I have used my ATM card (from a local credit union hooked into the usual networks) to get CAD lots and lots of times since 2000, from a variety of Canadian banks. I have never once been charged any "currency conversion" fee. Only the standard fees for not having the bank's card at their end, and for using another bank's ATM at my end; same as I would if I were getting money in Albuquerque.
posted by ROU_Xenophobe at 1:45 PM on May 4, 2004


Maybe you're right ROU. My bank is very very evil and has a bad case of sticky fingers.
posted by loquax at 2:05 PM on May 4, 2004


I'm not a huge fan of strip clubs. I'd rather have a great chat with a girl at a "regular" bar with the possibility of perhaps seeing her naked someday, than taking the easy route -- you know what I mean?

I know what you mean, and I'm not really crazy about strip clubs either, but if you even remotely enjoy them, the ones in montreal are definitely worth a look. You actually can have real conversations with the girls, and they'll often give you free dances, etc. if you do. It sounds cheesy, but it seems like the girls there actually enjoy what they do and genuinely want to talk to you, rather than here where they pretend to want to talk to you but really just want to separate you from as much of your money as possible.
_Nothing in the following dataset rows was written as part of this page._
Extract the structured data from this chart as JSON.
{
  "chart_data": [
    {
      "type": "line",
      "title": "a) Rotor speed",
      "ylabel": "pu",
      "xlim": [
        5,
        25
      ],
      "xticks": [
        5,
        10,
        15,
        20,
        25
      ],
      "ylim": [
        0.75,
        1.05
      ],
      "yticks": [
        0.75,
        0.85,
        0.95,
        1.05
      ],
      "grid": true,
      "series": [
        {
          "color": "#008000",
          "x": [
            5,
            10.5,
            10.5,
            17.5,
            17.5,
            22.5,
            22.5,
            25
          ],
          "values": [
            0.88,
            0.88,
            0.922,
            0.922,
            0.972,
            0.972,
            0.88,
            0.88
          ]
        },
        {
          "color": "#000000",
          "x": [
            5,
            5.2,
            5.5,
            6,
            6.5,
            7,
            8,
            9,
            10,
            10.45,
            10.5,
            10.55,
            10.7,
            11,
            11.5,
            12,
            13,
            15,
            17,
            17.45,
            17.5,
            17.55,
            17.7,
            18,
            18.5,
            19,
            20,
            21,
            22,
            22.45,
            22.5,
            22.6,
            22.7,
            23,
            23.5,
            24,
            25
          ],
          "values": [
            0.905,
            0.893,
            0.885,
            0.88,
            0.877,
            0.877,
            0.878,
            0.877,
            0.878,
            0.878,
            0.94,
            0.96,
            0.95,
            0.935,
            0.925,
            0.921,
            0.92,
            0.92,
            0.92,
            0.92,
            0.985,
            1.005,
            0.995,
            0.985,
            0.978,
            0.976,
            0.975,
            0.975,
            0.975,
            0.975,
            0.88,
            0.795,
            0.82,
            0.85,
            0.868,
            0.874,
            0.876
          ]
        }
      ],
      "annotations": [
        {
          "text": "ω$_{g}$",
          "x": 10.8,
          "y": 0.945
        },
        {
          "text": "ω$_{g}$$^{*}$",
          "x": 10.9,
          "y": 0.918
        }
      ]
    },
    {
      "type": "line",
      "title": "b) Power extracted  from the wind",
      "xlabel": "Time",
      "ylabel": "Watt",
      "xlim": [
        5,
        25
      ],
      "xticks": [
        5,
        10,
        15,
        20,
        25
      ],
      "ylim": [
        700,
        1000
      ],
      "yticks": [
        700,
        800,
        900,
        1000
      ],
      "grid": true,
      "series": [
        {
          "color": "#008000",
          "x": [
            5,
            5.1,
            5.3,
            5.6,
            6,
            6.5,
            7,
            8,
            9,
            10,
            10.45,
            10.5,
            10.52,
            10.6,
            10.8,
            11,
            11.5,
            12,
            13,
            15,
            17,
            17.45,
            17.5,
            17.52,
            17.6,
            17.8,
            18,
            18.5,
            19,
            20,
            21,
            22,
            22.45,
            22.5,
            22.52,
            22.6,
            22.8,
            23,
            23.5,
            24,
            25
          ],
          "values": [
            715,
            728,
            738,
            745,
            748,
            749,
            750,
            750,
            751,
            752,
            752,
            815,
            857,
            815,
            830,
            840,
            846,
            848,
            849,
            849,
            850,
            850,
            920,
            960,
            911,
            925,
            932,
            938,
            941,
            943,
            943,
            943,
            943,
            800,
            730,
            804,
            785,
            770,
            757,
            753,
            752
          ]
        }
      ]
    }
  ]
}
A subtle difference, I know, but a noteworthy one. If, on the other hand, you absolutely hate strip clubs, then you probably won't see the difference, and that's fine - to each their own. Either way, there's certainly lots of other fun stuff to do there, so have a blast!
posted by rorycberger at 2:56 PM on May 4, 2004


I'm not a huge fan of strip clubs. I'd rather have a great chat with a girl at a "regular" bar with the possibility of perhaps seeing her naked someday, than taking the easy route -- you know what I mean?

I thought the same thing until I went to Montreal for a wedding and its associated batchelor party. Combine heather's comment with rorycberger's and...um...yeah.
posted by LionIndex at 2:59 PM on May 4, 2004


Ok rorycberger, that's enough. Didn't you see the MeTa thread about the moratorium on agendafilter posts? Grind your axe somewhere else.

Just kidding

By the way, the supersex t-shirts are awesome (I have a friend who works there, I also am not a huge fan of the genre of establishment). I would advise wowing your pals with one of those beauties upon your return to the staid old USA. It's the word "Supersex" but in the Superman lettering. Not that original I know, but one of the best trademark infringements I've seen!
posted by loquax at 3:02 PM on May 4, 2004


Sort of off-topic, but if you are driving, you should know a few things: border crossings can be quick going over to Canada but are slow as hell coming back. Bring your passport, leave the weed at home, don't try to import porn. If you have the option, go for one of the smaller border crossings like at 120 or 105 and they'll take much less time. Also, fwiw, there is a seemingly permanent road block on I-91 southbound just a bit north of I-89. Looking for drugs, I guess. They've always waved me through when I went by, but it's easy to avoid IF you know it's there.
posted by jessamyn at 3:44 PM on May 4, 2004


I was intrigued, so I looked up the McGill dorms. They are available from mid-May. All the details are here.

Remember the prices are in CAN$. So it's cheaper than you think.